Monte, sin embargo, era bastante idiota y, además, extremadamente
egoísta y ambicioso, lo que también quería decir que era
manipulable. Empezaron a pensar que entre Guatemala y Guatepeor,
mejor lo primero. En el momento en el que Hurtado de Mendoza (que,
nótese, ni era cardenal ni votaba) dejó claro que no se oponía a
que Monte fuese elegido, todo fue sobre raíles y el Espíritu Santo tuvo
vía libre para iluminar a los cardenales el 7 de febrero de 1550 y
que éstos votasen al nuevo Julio III.
La
jugada de los españoles no iba nada mal tirada. Nada más llegar a
la dignidad papal, Del Monte no hizo sino mostrar una querencia
enorme hacia los placeres inherentes a la posición, amén de iniciar
movimientos varios para conseguir encumbrar a su familia. Para todo
ello, necesitaba llevarse bien con todo el mundo y no tener
problemas; así pues, se mostró muy lejos de la beligerancia
antiimperial de su antecesor. Hurtado de Mendoza entró en su sala de
audiencias apenas 24 horas después de la elección, afectando
respeto y prevención; a lo que Julio le contestó: “¡Señor
embajador, no hay por qué para tanto miedo!” Acto seguido, le
prometió al embajador la reapertura de Trento, que llevó a cabo
apenas dos meses después. De hecho, le escribió unas amorosas
cartas a los electores protestantes alemanes, llamándolos a la
conciliación e incluso a la participación en el concilio.
Evidentemente,
a cambio de una posición tan comprensiva, Julio pedía al emperador
alguna que otra contraprestación; y, por cierto, escogió para
transmitirlas a Pighino, aquel prelado tan talibán que, por cierto,
había moderado sus posturas como por arte de magia (la paloma,
siempre tan convincente...) En una carta con fecha 1 de julio de
1550, el Papa exige del emperador que, para ganar a Francia para el
partido conciliar, se abstenga de intervenir en asuntos de la corona
o la iglesia galas. Asimismo, le exigía al emperador que garantizase
la presencia en Trento de los obispos alemanes y, finalmente, que la
autoridad papal no se pusiera en solfa. A cambio, Julio prometía
trabajar inmediatamente en la reforma de la Curia.
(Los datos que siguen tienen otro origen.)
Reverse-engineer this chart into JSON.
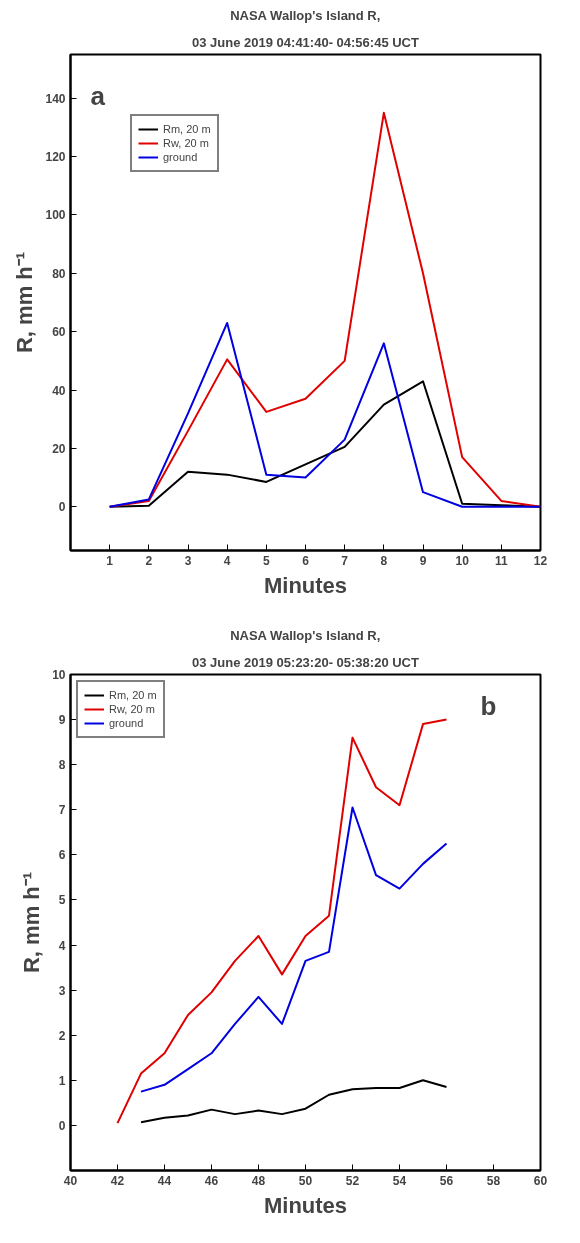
{
  "chart_data": [
    {
      "type": "line",
      "title": "NASA Wallop's Island R,",
      "subtitle": "03 June 2019 04:41:40- 04:56:45 UCT",
      "xlabel": "Minutes",
      "ylabel": "R, mm h⁻¹",
      "annotations": [
        "a"
      ],
      "x": [
        1,
        2,
        3,
        4,
        5,
        6,
        7,
        8,
        9,
        10,
        11,
        12
      ],
      "xlim": [
        0,
        12
      ],
      "xticks": [
        1,
        2,
        3,
        4,
        5,
        6,
        7,
        8,
        9,
        10,
        11,
        12
      ],
      "ylim": [
        -15,
        155
      ],
      "yticks": [
        0,
        20,
        40,
        60,
        80,
        100,
        120,
        140
      ],
      "legend": "top left",
      "grid": false,
      "series": [
        {
          "name": "Rm, 20 m",
          "color": "#000000",
          "values": [
            0,
            0.3,
            12,
            11,
            8.5,
            14.5,
            20.5,
            35,
            43,
            1,
            0.5,
            0
          ]
        },
        {
          "name": "Rw, 20 m",
          "color": "#e00000",
          "values": [
            0,
            2,
            26,
            50.5,
            32.5,
            37,
            50,
            135,
            80,
            17,
            2,
            0
          ]
        },
        {
          "name": "ground",
          "color": "#0000e0",
          "values": [
            0,
            2.5,
            32,
            63,
            11,
            10,
            23,
            56,
            5,
            0,
            0,
            0
          ]
        }
      ]
    },
    {
      "type": "line",
      "title": "NASA Wallop's Island R,",
      "subtitle": "03 June 2019 05:23:20- 05:38:20 UCT",
      "xlabel": "Minutes",
      "ylabel": "R, mm h⁻¹",
      "annotations": [
        "b"
      ],
      "xlim": [
        40,
        60
      ],
      "xticks": [
        40,
        42,
        44,
        46,
        48,
        50,
        52,
        54,
        56,
        58,
        60
      ],
      "ylim": [
        -1,
        10
      ],
      "yticks": [
        0,
        1,
        2,
        3,
        4,
        5,
        6,
        7,
        8,
        9,
        10
      ],
      "legend": "top left",
      "grid": false,
      "series": [
        {
          "name": "Rm, 20 m",
          "color": "#000000",
          "x": [
            43,
            44,
            45,
            46,
            47,
            48,
            49,
            50,
            51,
            52,
            53,
            54,
            55,
            56
          ],
          "values": [
            0.07,
            0.17,
            0.22,
            0.35,
            0.25,
            0.33,
            0.25,
            0.37,
            0.68,
            0.8,
            0.83,
            0.83,
            1.0,
            0.85
          ]
        },
        {
          "name": "Rw, 20 m",
          "color": "#e00000",
          "x": [
            42,
            43,
            44,
            45,
            46,
            47,
            48,
            49,
            50,
            51,
            52,
            53,
            54,
            55,
            56
          ],
          "values": [
            0.05,
            1.15,
            1.6,
            2.45,
            2.95,
            3.65,
            4.2,
            3.35,
            4.2,
            4.65,
            8.6,
            7.5,
            7.1,
            8.9,
            9.0
          ]
        },
        {
          "name": "ground",
          "color": "#0000e0",
          "x": [
            43,
            44,
            45,
            46,
            47,
            48,
            49,
            50,
            51,
            52,
            53,
            54,
            55,
            56
          ],
          "values": [
            0.75,
            0.9,
            1.25,
            1.6,
            2.25,
            2.85,
            2.25,
            3.65,
            3.85,
            7.05,
            5.55,
            5.25,
            5.8,
            6.25
          ]
        }
      ]
    }
  ]
}
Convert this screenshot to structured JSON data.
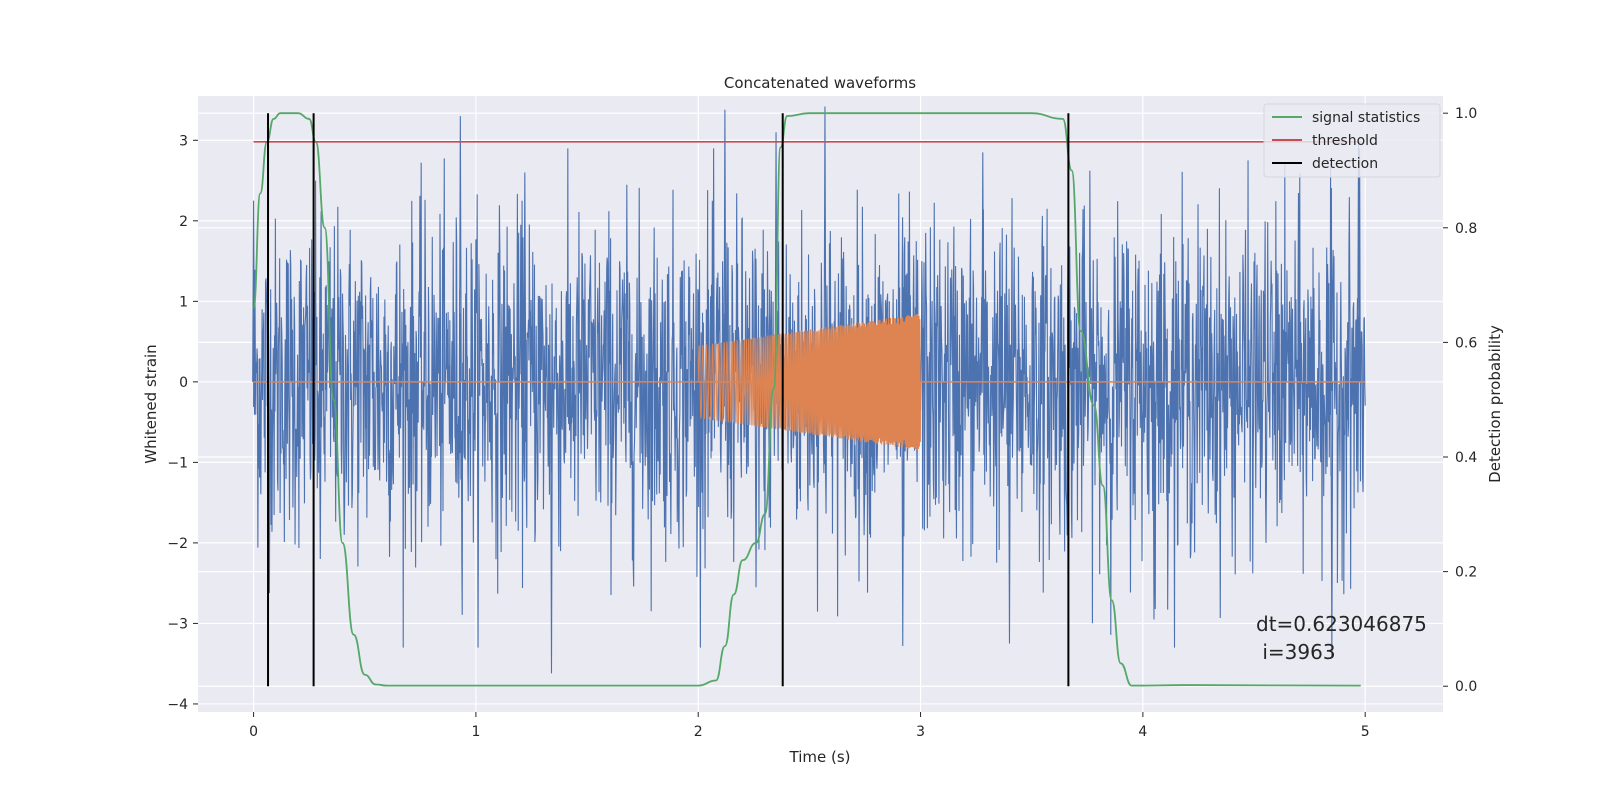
{
  "chart_data": {
    "type": "line",
    "title": "Concatenated waveforms",
    "xlabel": "Time (s)",
    "ylabel_left": "Whitened strain",
    "ylabel_right": "Detection probability",
    "xlim": [
      -0.25,
      5.35
    ],
    "ylim_left": [
      -4.1,
      3.55
    ],
    "ylim_right": [
      -0.045,
      1.03
    ],
    "xticks": [
      0,
      1,
      2,
      3,
      4,
      5
    ],
    "yticks_left": [
      -4,
      -3,
      -2,
      -1,
      0,
      1,
      2,
      3
    ],
    "yticks_right": [
      0.0,
      0.2,
      0.4,
      0.6,
      0.8,
      1.0
    ],
    "grid": true,
    "legend_position": "top-right",
    "colors": {
      "background": "#eaeaf2",
      "grid": "#ffffff",
      "noise": "#4c72b0",
      "waveform": "#dd8452",
      "signal_statistics": "#55a868",
      "threshold": "#c44e52",
      "detection": "#000000"
    },
    "series": [
      {
        "name": "",
        "role": "whitened-noise",
        "axis": "left",
        "x_range": [
          0,
          5
        ],
        "envelope_top_peaks": [
          [
            0.0,
            2.25
          ],
          [
            0.93,
            3.3
          ],
          [
            1.22,
            2.6
          ],
          [
            2.12,
            3.38
          ],
          [
            2.35,
            3.1
          ],
          [
            2.57,
            3.42
          ],
          [
            3.28,
            2.85
          ],
          [
            4.97,
            2.95
          ]
        ],
        "envelope_bottom_peaks": [
          [
            0.3,
            -2.2
          ],
          [
            1.34,
            -3.62
          ],
          [
            2.26,
            -2.55
          ],
          [
            2.92,
            -3.28
          ],
          [
            3.4,
            -3.25
          ],
          [
            4.05,
            -2.95
          ],
          [
            4.85,
            -3.42
          ]
        ],
        "typical_amplitude": 1.0
      },
      {
        "name": "",
        "role": "injected-waveform",
        "axis": "left",
        "x_range": [
          2.0,
          3.0
        ],
        "amplitude_start": 0.45,
        "amplitude_end": 0.85,
        "baseline": 0.0
      },
      {
        "name": "signal statistics",
        "axis": "right",
        "x": [
          0.0,
          0.03,
          0.06,
          0.09,
          0.12,
          0.2,
          0.25,
          0.28,
          0.32,
          0.36,
          0.4,
          0.45,
          0.5,
          0.55,
          0.6,
          2.0,
          2.08,
          2.12,
          2.16,
          2.2,
          2.26,
          2.3,
          2.34,
          2.37,
          2.4,
          2.5,
          3.5,
          3.64,
          3.68,
          3.72,
          3.78,
          3.82,
          3.86,
          3.9,
          3.95,
          4.2,
          4.98
        ],
        "y": [
          0.66,
          0.86,
          0.95,
          0.99,
          1.0,
          1.0,
          0.99,
          0.95,
          0.8,
          0.5,
          0.25,
          0.09,
          0.02,
          0.003,
          0.001,
          0.001,
          0.01,
          0.07,
          0.16,
          0.22,
          0.25,
          0.3,
          0.52,
          0.94,
          0.995,
          1.0,
          1.0,
          0.99,
          0.9,
          0.62,
          0.49,
          0.35,
          0.15,
          0.04,
          0.001,
          0.002,
          0.001
        ]
      },
      {
        "name": "threshold",
        "axis": "right",
        "x": [
          0.0,
          4.98
        ],
        "y": [
          0.95,
          0.95
        ]
      },
      {
        "name": "detection",
        "axis": "right",
        "x_lines": [
          0.065,
          0.27,
          2.38,
          3.665
        ],
        "y_range": [
          0.0,
          1.0
        ]
      }
    ],
    "annotations": [
      {
        "text": "dt=0.623046875",
        "x": 4.5,
        "y": -3.1
      },
      {
        "text": " i=3963",
        "x": 4.5,
        "y": -3.4
      }
    ]
  }
}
Carlos no vio
problema en aceptar todo aquello, por lo que Granvela y Pighino
concluyeron un acuerdo por escrito en relativamente poco tiempo.
En ese
punto, Julio III parecía realmente estar totalmente comprometido con
la Reforma. Se reconcilia con Pacheco, y crea una comisión, formada
por seis cardenales, encomendada de reformar el sistema de concesión
de beneficios eclesiásticos; y, lo que es más significativo, entre
esos seis cardenales se incluyen algunos tan partidarios del
reformismo como Sfrondato y Pole. Una segunda comisión fue
encomendada del estudio de los abusos existentes en los cónclaves
(lo cual no deja de ser curioso: los mismos tipos que decían que el
cónclave, en el fondo lo decidía el infalible Espíritu Santo,
venían a reconocer que no es así...)
El
problema reside en que el objetivo de Julio: llevarse bien
absolutamente con todo el mundo, era imposible. En la Europa
continental había dos pit bull sin correa: el Imperio y Francia. Y
resultaba totalmente imposible encerrarlos en un corral y esperar que
se llevasen bien.
Julio
III le debía el pontificado, en buena medida, a París: si los
cardenales franceses no hubieran puesto pies en pared, Pole habría
sido Papa antes incluso de que la candidatura de Monte hubiese
comenzado a brillar. Por eso, no estaba en condiciones de ponerse de
canto cuando Enrique II, rey de Francia, temeroso de los muchos
poderes del emperador, le propuso discutir una alianza entre Francia
y el Papado como la que había intentado Pablo, con la participación
de Venecia.
Las
cosas, por lo tanto, no iban a ser tan fáciles.